She spat at him.
“Knew it,” slurred Richard. “There were four too many, right from the start. Twenty-eight made no sense. There were really only twenty-four of us. So, Harrington, Kara and sweet, treacherous little Poppy . . . Who else? I know there’s another one of you.”
Harrington stood, slinging his rifle over his back. “Eugene Bublik. Stupid jerk got himself killed out in the hills by that one over there--Ruth. Smashed his head in with a rock. She should be one of us.”
“Good. One down. The rest of you to go.” Richard moaned as he leaned his head back. The Saviours had retaliated brutally when he’d tried to stab Brother Sage, throwing him to the ground and kicking him in the head and chest.
Stepping away, Harrington smirked. “Your odds are a million to one, Mister Vegas High Roller.”
Richard had guessed right. There had been four pretenders. I didn’t know Eugene at all and hadn’t been in a challenge with him, but I was glad he was dead.
Louelle hadn’t been brought back. Louelle, with her distant expression, who’d known things were wrong here in the monastery. I clung to the hope that she’d escaped—that she’d gotten away on a boat and could bring help. Mei and Thomas hadn’t returned either. Please, please, if you’ve all escaped on boats, keep going and bring help.
My rational mind knew that they had no chance. Anyone trying to escape in a rowboat was no match for a Saviour in a fast speed boat.
I turned to ask Yolanda about Louelle, but her eyes had glazed over. She began singing something in a faltering, trembling voice. A song a parent would sing to a small child.
Next to Yolanda, Ruth woke, groaning. She rattled out a flurry of slurred, half-incomprehensible swear words at the Saviours.
On a nearby wall, machetes, chains, knives and other instruments of torture were hanging on hooks.
I forced my eyes to close. Forced myself to stop looking at the horror and stopped allowing myself thoughts of what was coming next.
I’d keep my eyes firmly shut until the end.
65. Gray
THE TUNNEL THROUGH THE HILL BROKE into two.
Straight ahead, a door with a keypad lock had been left propped open.
Sethi indicated towards the open door. Jennifer nodded. We stepped through and kept walking, not speaking, listening hard for any noise in the tunnels.
Another door stood in the distance. A small patch of light glowed from a pane of glass about three-quarters of the way up.
Instinctively, the four of us moved alongside the left wall, walking in single file. If someone burst through that door, we’d be seen, but at least if someone looked out through the pane, they might miss seeing us.
Keeping low and in the shadows, we ran up alongside the door.
Jennifer pointed at a small red light beneath a keypad. “Alarm,” she whispered.
Pulling her hood low over her forehead, she inched towards the pane, just enough to see through it and back away again. She clapped a hand over her mouth, her eyes grown huge.
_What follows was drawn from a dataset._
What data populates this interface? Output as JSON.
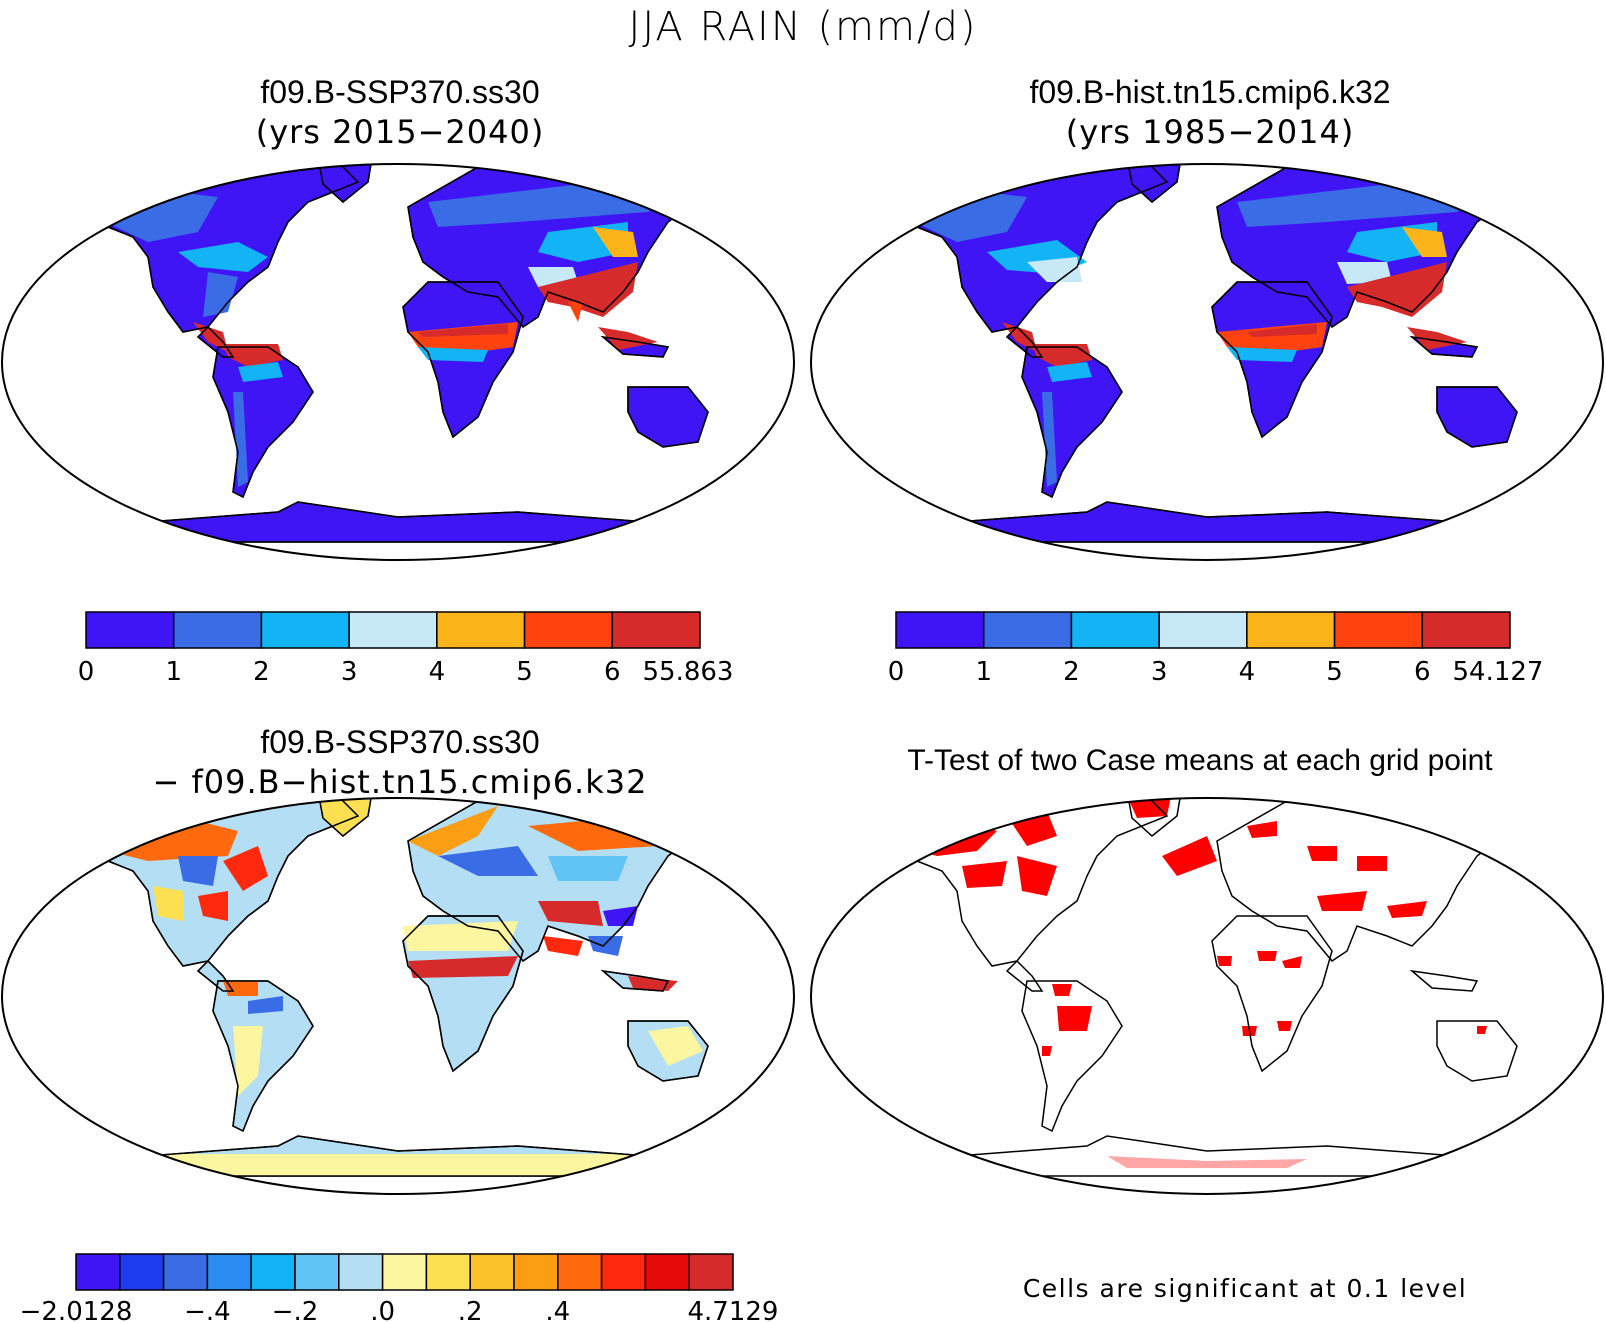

Whatever she’d seen was horrific.
With my breath caught fast in my chest, I waited for Sethi to look, and then I took a quick glance.
I’d been warned. But seeing it for myself sent my mind scattering.
Bloodied, dirty men and women—sitting or lying against a half wall of stone, facing me. Chained like animals.
Some of them seemed dead.
Bile shot up into my throat.
My heart stopped cold.
In desperation I scanned the rest of the room. I needed to see the other side of the cells, but I couldn’t view that from here.
None of the people in my range of sight were Evie or Kara.
I could see the bottom end of a spiral staircase.
Beyond the half wall, people in dark robes were busy with some kind of preparations. They were the ones who’d done all this.
Bright lights snapped on in the dark recesses of the cavernous space. Wooden scaffolding surrounded an enormous natural pillar of stone—the pillar as wide as a house and shooting upwards farther than I could see.
Mother of all hell.
What was that thing?
66. Evie
LIGHTS WERE FLASHING ON IN FRONT of me. My eyes remained shut—the only barrier I had between the Saviours and me.
But the bright glow disturbed me and wouldn’t let me escape, not even inside my own mind. The Saviours wouldn’t even grant us some quiet moments before our deaths. The choking gasps of Richard and Yolanda on either side of me made me open my eyes to see what they were seeing.
A silent scream ripped through me, the scene before me too shocking to grasp.
Yolanda began singing again, her words dissolving into a series of unintelligible gasps and stutters.